In reality, the rule changes have brought chaos and misery.

The US government’s “remain in Mexico policy” insists that non-Mexican asylum seekers apply for asylum to the US from Mexico rather than from the US, as has long been the practice. A “safe third country transit rule” means that those who don’t apply for asylum in a third country (such as Mexico) cannot apply for asylum in the US. Another rule allows for the US to send migrants to Guatemala to seek asylum there instead of the US, in an agreement with that ill-equipped country’s government.

As a result of these policies, thousands of people are camping on the Mexican side of the border without running water, toilets, or beds. A hodgepodge of church-run shelters are there as well, with little oversight. A tent city of 2,000 sits just over the US border in the city of Matamoros, and similar encampments have been set up in other border towns like Tijuana, Nuevo Laredo, and Ciudad Juárez. In these impromptu and unregulated environments, gang and cartel activity has likewise increased, ramping up the chaos and making vulnerable people even more vulnerable.

Adding to the chaos is that rules are being arbitrarily applied. In the push to turn back asylum seekers, border patrol and customs officials have been empowered to conduct interviews at the border to assess the credibility of asylum seekers’ fears of returning home. These agents lack the training of asylum officers. Hasty hearings ensure that asylum seekers are denied access to lawyers who could help them understand the rules and how to present their applications. The sort of enforcement that places such burdens on asylum seekers promotes disorder, not order; it undermines the rule of law.

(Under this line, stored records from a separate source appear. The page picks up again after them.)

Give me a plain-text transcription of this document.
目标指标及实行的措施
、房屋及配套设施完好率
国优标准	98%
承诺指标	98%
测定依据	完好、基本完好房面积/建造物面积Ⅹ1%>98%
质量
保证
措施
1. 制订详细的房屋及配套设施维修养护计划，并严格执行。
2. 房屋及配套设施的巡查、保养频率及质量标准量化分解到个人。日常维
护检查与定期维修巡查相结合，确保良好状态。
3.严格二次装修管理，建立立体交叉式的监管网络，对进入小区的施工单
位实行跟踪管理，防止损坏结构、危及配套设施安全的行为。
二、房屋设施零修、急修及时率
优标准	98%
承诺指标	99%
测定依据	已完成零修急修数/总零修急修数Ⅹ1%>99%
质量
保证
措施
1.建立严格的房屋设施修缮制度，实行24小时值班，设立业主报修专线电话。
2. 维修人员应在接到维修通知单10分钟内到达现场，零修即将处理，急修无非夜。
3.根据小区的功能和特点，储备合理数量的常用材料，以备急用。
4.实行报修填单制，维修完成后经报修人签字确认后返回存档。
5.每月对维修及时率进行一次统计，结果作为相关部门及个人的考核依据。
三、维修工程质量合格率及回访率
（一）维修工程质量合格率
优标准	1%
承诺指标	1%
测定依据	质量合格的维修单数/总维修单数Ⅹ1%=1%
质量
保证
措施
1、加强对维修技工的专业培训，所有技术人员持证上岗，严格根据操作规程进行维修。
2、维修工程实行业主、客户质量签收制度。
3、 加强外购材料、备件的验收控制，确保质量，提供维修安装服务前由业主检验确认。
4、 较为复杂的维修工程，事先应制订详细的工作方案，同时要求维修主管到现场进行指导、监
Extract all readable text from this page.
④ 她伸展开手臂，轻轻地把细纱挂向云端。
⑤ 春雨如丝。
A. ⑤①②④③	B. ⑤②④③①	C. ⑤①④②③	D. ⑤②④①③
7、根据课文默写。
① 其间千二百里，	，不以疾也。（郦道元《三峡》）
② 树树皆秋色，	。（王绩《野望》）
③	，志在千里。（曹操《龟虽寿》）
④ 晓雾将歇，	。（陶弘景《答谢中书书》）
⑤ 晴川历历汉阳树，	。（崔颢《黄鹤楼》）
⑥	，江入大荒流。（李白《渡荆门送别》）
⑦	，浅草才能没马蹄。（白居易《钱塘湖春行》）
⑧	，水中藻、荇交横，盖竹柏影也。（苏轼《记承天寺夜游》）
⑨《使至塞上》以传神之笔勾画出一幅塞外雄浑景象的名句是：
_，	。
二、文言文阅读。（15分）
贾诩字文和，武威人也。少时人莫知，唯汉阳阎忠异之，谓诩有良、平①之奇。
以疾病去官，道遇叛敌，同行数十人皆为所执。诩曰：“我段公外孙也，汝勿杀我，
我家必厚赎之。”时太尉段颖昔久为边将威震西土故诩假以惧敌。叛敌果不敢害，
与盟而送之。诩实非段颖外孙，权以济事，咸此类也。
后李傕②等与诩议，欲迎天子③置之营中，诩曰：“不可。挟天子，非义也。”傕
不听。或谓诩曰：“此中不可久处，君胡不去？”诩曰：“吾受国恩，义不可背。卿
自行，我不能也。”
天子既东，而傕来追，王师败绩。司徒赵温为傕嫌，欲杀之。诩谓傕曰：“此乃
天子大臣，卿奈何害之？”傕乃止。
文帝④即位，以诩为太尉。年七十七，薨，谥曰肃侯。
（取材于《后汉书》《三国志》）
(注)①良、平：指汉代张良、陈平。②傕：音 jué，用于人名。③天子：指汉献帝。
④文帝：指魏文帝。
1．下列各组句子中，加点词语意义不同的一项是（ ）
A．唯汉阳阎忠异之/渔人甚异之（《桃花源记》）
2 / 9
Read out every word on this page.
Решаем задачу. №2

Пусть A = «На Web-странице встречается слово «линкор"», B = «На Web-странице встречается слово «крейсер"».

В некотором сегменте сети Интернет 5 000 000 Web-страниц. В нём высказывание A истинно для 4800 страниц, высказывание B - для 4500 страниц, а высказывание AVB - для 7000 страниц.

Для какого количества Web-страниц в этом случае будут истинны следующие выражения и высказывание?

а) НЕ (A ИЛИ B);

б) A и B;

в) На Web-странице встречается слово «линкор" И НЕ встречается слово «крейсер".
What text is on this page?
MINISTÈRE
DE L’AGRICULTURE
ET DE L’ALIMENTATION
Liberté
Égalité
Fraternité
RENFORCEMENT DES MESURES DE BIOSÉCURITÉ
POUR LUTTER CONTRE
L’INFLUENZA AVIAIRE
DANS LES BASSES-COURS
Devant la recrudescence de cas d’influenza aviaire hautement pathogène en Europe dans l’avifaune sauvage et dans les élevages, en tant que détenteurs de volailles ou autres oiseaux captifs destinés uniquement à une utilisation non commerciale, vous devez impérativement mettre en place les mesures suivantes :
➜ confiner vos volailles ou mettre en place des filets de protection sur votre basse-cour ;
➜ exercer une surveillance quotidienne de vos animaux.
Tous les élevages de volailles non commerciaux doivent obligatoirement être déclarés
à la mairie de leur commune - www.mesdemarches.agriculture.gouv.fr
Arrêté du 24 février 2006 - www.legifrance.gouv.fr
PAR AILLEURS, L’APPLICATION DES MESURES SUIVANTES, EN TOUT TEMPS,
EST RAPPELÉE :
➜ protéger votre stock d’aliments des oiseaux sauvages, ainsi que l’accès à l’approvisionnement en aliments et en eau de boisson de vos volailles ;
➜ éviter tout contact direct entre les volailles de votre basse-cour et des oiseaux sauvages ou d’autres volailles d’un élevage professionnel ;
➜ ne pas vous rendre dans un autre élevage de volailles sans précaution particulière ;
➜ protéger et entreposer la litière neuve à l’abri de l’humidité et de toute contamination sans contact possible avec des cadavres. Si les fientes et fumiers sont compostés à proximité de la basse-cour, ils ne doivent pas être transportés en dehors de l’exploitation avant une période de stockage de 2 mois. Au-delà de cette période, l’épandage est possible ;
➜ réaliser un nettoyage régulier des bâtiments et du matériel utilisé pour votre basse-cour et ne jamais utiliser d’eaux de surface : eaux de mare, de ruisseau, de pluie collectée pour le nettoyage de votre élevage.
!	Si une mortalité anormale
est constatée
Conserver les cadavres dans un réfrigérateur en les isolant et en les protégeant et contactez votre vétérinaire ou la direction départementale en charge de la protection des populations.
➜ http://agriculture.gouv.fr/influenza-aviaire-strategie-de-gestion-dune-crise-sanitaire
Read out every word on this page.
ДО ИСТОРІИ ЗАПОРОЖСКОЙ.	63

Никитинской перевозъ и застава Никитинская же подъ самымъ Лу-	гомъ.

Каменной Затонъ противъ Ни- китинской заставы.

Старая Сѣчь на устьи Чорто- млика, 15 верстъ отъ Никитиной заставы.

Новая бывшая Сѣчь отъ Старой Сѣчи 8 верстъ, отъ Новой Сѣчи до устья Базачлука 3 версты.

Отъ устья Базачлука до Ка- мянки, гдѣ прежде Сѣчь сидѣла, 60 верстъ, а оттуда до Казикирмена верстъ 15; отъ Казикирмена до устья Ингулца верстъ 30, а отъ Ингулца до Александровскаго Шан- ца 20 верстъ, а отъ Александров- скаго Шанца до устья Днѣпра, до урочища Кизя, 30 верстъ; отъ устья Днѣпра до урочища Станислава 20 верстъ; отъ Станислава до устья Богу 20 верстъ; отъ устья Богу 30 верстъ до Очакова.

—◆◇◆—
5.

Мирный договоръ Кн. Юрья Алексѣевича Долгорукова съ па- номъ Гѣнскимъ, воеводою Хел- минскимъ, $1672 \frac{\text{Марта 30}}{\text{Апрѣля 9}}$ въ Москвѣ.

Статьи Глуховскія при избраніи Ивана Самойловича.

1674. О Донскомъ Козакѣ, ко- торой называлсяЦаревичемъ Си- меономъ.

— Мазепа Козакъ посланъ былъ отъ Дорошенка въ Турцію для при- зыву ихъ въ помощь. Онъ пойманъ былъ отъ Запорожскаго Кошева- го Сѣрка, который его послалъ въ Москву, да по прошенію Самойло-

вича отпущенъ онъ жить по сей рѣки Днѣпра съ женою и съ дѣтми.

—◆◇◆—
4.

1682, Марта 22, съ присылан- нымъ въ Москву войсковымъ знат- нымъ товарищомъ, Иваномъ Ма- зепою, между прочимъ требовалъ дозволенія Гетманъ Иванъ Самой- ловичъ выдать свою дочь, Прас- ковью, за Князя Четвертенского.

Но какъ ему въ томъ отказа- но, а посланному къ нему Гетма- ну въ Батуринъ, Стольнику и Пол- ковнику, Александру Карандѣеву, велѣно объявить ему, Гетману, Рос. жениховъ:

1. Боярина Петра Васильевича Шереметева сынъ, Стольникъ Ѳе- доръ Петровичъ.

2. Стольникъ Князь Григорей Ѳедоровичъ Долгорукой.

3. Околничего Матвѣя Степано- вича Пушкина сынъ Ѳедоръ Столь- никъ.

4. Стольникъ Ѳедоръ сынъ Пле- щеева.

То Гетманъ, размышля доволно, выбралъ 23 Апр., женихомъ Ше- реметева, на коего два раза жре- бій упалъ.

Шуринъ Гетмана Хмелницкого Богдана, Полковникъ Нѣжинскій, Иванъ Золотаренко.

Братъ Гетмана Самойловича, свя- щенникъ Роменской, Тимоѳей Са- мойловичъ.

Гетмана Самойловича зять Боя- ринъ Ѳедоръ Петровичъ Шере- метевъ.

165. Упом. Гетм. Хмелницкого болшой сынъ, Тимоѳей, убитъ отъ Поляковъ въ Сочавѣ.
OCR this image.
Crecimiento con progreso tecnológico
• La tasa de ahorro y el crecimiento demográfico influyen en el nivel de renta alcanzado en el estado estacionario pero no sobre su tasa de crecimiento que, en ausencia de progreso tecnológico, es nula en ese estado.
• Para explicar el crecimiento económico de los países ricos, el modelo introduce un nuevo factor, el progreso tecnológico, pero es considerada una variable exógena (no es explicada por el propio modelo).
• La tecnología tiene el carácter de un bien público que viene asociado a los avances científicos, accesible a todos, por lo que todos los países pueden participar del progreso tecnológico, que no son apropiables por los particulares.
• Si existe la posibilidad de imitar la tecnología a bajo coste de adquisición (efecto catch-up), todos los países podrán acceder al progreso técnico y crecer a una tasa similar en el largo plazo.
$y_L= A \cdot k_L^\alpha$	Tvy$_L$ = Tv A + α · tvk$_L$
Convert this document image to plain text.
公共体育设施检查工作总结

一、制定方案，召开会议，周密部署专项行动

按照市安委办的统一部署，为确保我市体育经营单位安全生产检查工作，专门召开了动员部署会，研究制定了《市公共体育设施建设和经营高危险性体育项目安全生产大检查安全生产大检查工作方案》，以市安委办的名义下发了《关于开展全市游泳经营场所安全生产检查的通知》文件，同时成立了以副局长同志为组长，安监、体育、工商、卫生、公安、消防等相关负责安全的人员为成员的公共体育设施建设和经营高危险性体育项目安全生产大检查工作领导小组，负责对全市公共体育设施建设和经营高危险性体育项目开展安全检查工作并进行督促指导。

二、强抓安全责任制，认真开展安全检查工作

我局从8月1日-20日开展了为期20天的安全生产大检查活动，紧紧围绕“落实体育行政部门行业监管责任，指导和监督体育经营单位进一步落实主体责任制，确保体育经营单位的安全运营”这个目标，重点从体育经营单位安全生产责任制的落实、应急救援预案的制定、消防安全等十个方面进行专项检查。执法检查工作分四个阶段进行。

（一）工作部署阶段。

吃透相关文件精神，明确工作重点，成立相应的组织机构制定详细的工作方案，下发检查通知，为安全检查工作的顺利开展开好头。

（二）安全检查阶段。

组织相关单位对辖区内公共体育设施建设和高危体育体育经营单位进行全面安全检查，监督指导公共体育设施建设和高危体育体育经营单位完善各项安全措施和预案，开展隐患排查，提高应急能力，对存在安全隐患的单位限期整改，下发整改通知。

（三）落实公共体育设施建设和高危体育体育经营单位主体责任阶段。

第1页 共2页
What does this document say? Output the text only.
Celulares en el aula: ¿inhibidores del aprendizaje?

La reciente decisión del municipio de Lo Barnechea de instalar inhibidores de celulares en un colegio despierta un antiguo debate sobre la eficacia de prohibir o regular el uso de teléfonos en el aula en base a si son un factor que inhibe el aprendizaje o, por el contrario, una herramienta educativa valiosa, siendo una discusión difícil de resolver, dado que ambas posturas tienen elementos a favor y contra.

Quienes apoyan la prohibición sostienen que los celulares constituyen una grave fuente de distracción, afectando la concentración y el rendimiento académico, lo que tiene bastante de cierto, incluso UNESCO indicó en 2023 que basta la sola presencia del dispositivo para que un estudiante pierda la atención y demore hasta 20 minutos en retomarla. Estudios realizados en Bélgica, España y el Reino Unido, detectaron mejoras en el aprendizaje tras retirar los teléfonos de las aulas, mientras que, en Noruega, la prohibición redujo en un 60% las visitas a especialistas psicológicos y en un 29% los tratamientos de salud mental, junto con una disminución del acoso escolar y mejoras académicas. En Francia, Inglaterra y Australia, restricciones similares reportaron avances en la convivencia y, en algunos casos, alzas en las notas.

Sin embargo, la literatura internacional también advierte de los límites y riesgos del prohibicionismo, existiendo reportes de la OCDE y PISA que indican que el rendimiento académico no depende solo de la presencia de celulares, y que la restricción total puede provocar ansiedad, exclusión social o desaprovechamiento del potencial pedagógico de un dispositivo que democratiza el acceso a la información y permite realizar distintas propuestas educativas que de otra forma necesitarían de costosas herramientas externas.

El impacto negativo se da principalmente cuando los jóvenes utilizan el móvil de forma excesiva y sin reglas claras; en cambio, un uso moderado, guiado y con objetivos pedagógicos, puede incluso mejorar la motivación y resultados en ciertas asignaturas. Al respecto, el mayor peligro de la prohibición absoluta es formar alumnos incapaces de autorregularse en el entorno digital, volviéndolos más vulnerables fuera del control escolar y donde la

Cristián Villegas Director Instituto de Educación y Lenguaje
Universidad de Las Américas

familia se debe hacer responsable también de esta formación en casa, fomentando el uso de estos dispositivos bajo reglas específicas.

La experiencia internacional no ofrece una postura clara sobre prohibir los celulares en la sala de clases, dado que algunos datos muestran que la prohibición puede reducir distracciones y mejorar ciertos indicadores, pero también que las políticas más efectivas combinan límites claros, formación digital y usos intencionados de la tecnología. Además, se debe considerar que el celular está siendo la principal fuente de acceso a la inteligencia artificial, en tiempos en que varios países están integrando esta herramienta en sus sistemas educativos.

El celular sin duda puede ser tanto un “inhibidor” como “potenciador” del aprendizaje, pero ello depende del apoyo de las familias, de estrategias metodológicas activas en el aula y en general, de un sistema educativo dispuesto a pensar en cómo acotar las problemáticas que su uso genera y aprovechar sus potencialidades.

The result of the new rules is to effectively end US participation in the 1951 UN Convention Relating to the Status of Refugees, which committed the US to recognize as refugees those with “well-founded fear of being persecuted for reasons of race, religion, nationality, membership of a particular social group, or political opinion.” This convention was put in place after the US and many other countries ignored the humanitarian crisis as refugees fled Nazi Germany. The situation today is similarly life and death, as denied asylum seekers face persecution and death in both their home countries and those through which they have traveled.

The government’s approach to immigration has created a system that is less orderly, less humane, and less fair. It is a system that preys upon the most vulnerable and reeks of injustice. The US is not required to accept every person who comes to its borders seeking asylum. But decency and humanity require that the process be equitable and humane.

A version of this article appears in the print edition under the title “Chaos at the border.”